Pengguna surat palsu yang tidak tahu (tidak bersalah)
Seseorang yang menggunakan surat palsu tidak dapat dihukum jika ia tidak mengetahui bahwa surat tersebut palsu dan tidak ada niat untuk merugikan orang lain.
Pasal 263 ayat (2) KUHP memang menyatakan bahwa pengguna surat palsu bisa dipidana, tetapi hanya jika ia menggunakan surat tersebut dengan sengaja seolah-olah benar dan penggunaannya dapat menimbulkan kerugian.

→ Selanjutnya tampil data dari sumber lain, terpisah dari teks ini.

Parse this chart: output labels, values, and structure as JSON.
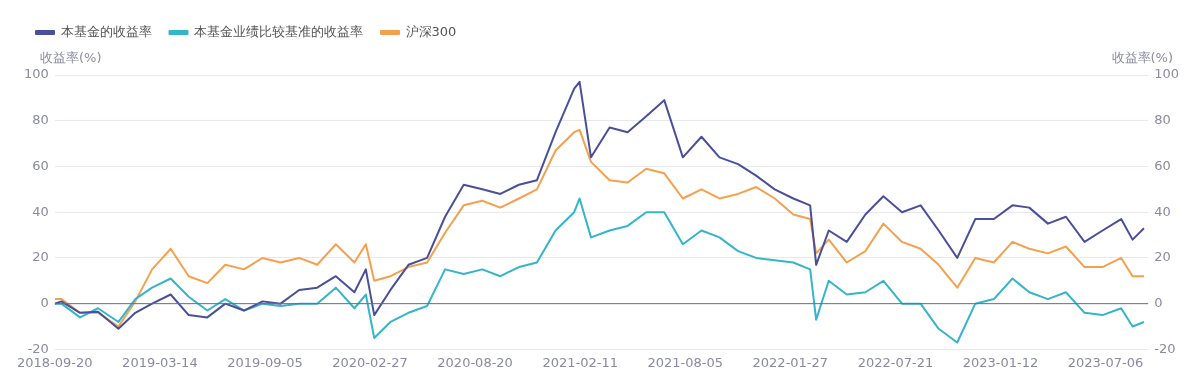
{
  "chart_data": {
    "type": "line",
    "x": [
      "2018-09-20",
      "2018-10-01",
      "2018-11-01",
      "2018-12-01",
      "2019-01-04",
      "2019-02-01",
      "2019-03-01",
      "2019-04-01",
      "2019-05-01",
      "2019-06-01",
      "2019-07-01",
      "2019-08-01",
      "2019-09-01",
      "2019-10-01",
      "2019-11-01",
      "2019-12-01",
      "2020-01-01",
      "2020-02-01",
      "2020-02-20",
      "2020-03-05",
      "2020-04-01",
      "2020-05-01",
      "2020-06-01",
      "2020-07-01",
      "2020-08-01",
      "2020-09-01",
      "2020-10-01",
      "2020-11-01",
      "2020-12-01",
      "2021-01-01",
      "2021-02-01",
      "2021-02-10",
      "2021-03-01",
      "2021-04-01",
      "2021-05-01",
      "2021-06-01",
      "2021-07-01",
      "2021-08-01",
      "2021-09-01",
      "2021-10-01",
      "2021-11-01",
      "2021-12-01",
      "2022-01-01",
      "2022-02-01",
      "2022-03-01",
      "2022-03-11",
      "2022-04-01",
      "2022-05-01",
      "2022-06-01",
      "2022-07-01",
      "2022-08-01",
      "2022-09-01",
      "2022-10-01",
      "2022-11-01",
      "2022-12-01",
      "2023-01-01",
      "2023-02-01",
      "2023-03-01",
      "2023-04-01",
      "2023-05-01",
      "2023-06-01",
      "2023-07-01",
      "2023-08-01",
      "2023-08-20",
      "2023-09-08"
    ],
    "series": [
      {
        "name": "本基金的收益率",
        "color": "#4a4f9a",
        "values": [
          0,
          1,
          -4,
          -3.5,
          -11,
          -4,
          0,
          4,
          -5,
          -6,
          0,
          -3,
          1,
          0,
          6,
          7,
          12,
          5,
          15,
          -5,
          6,
          17,
          20,
          38,
          52,
          50,
          48,
          52,
          54,
          75,
          94,
          97,
          64,
          77,
          75,
          82,
          89,
          64,
          73,
          64,
          61,
          56,
          50,
          46,
          43,
          17,
          32,
          27,
          39,
          47,
          40,
          43,
          32,
          20,
          37,
          37,
          43,
          42,
          35,
          38,
          27,
          32,
          37,
          28,
          33
        ]
      },
      {
        "name": "本基金业绩比较基准的收益率",
        "color": "#35b5c9",
        "values": [
          0,
          0,
          -6,
          -2,
          -8,
          2,
          7,
          11,
          3,
          -3,
          2,
          -3,
          0,
          -1,
          0,
          0,
          7,
          -2,
          4,
          -15,
          -8,
          -4,
          -1,
          15,
          13,
          15,
          12,
          16,
          18,
          32,
          40,
          46,
          29,
          32,
          34,
          40,
          40,
          26,
          32,
          29,
          23,
          20,
          19,
          18,
          15,
          -7,
          10,
          4,
          5,
          10,
          0,
          0,
          -11,
          -17,
          0,
          2,
          11,
          5,
          2,
          5,
          -4,
          -5,
          -2,
          -10,
          -8
        ]
      },
      {
        "name": "沪深300",
        "color": "#f5a04f",
        "values": [
          2,
          2,
          -4,
          -4,
          -10,
          1,
          15,
          24,
          12,
          9,
          17,
          15,
          20,
          18,
          20,
          17,
          26,
          18,
          26,
          10,
          12,
          16,
          18,
          31,
          43,
          45,
          42,
          46,
          50,
          67,
          75,
          76,
          62,
          54,
          53,
          59,
          57,
          46,
          50,
          46,
          48,
          51,
          46,
          39,
          37,
          22,
          28,
          18,
          23,
          35,
          27,
          24,
          17,
          7,
          20,
          18,
          27,
          24,
          22,
          25,
          16,
          16,
          20,
          12,
          12
        ]
      }
    ],
    "xlim": [
      "2018-09-20",
      "2023-09-15"
    ],
    "xticks": [
      "2018-09-20",
      "2019-03-14",
      "2019-09-05",
      "2020-02-27",
      "2020-08-20",
      "2021-02-11",
      "2021-08-05",
      "2022-01-27",
      "2022-07-21",
      "2023-01-12",
      "2023-07-06"
    ],
    "ylim": [
      -20,
      100
    ],
    "yticks": [
      -20,
      0,
      20,
      40,
      60,
      80,
      100
    ],
    "y2lim": [
      -20,
      100
    ],
    "y2ticks": [
      -20,
      0,
      20,
      40,
      60,
      80,
      100
    ],
    "ylabel": "收益率(%)",
    "y2label": "收益率(%)",
    "ref_lines": [
      {
        "axis": "y",
        "value": 0,
        "color": "#6a6a96"
      }
    ],
    "grid": "y",
    "legend": "top left",
    "marker": "none",
    "line_style": "solid"
  }
}
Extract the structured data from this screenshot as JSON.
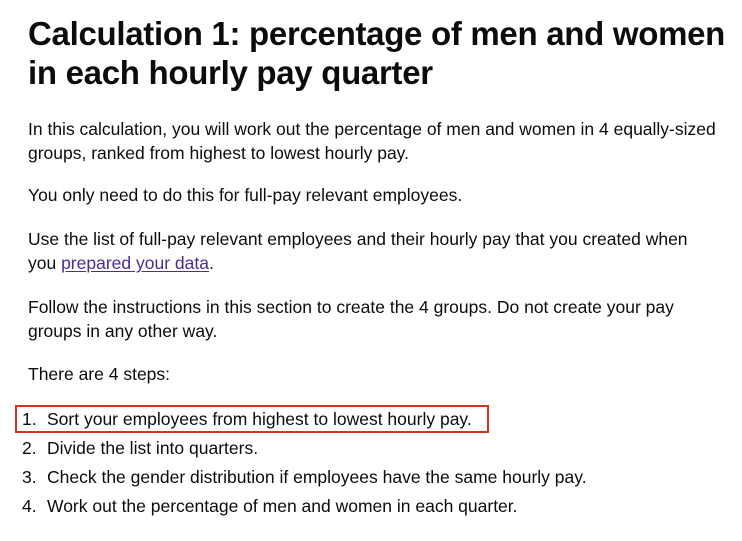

Pihak yang tidak mengetahui adanya pemalsuan biasanya hanya menjadi korban. Jika ia kooperatif dalam proses hukum dan terbukti tidak memiliki niat jahat, ia tidak akan dijatuhi hukuman.
Penyelidikan dan proses hukum yang memastikan keadilan.
Dalam penyelidikan, aparat penegak hukum akan melacak siapa pembuat surat palsu tersebut. Kasus tidak akan berhenti pada pengguna, karena tindak pidana pokoknya adalah pemalsuan.
Jika ditemukan surat palsu, penyidik akan menelusuri bagaimana surat tersebut dibuat, siapa yang membuatnya, dan untuk tujuan apa.
Pengadilan juga akan menilai unsur kesengajaan dari setiap pihak yang terlibat. Sangat tidak mungkin pengadilan menjatuhkan vonis kepada pengguna yang tidak bersalah, sementara pembuatnya luput dari sanksi.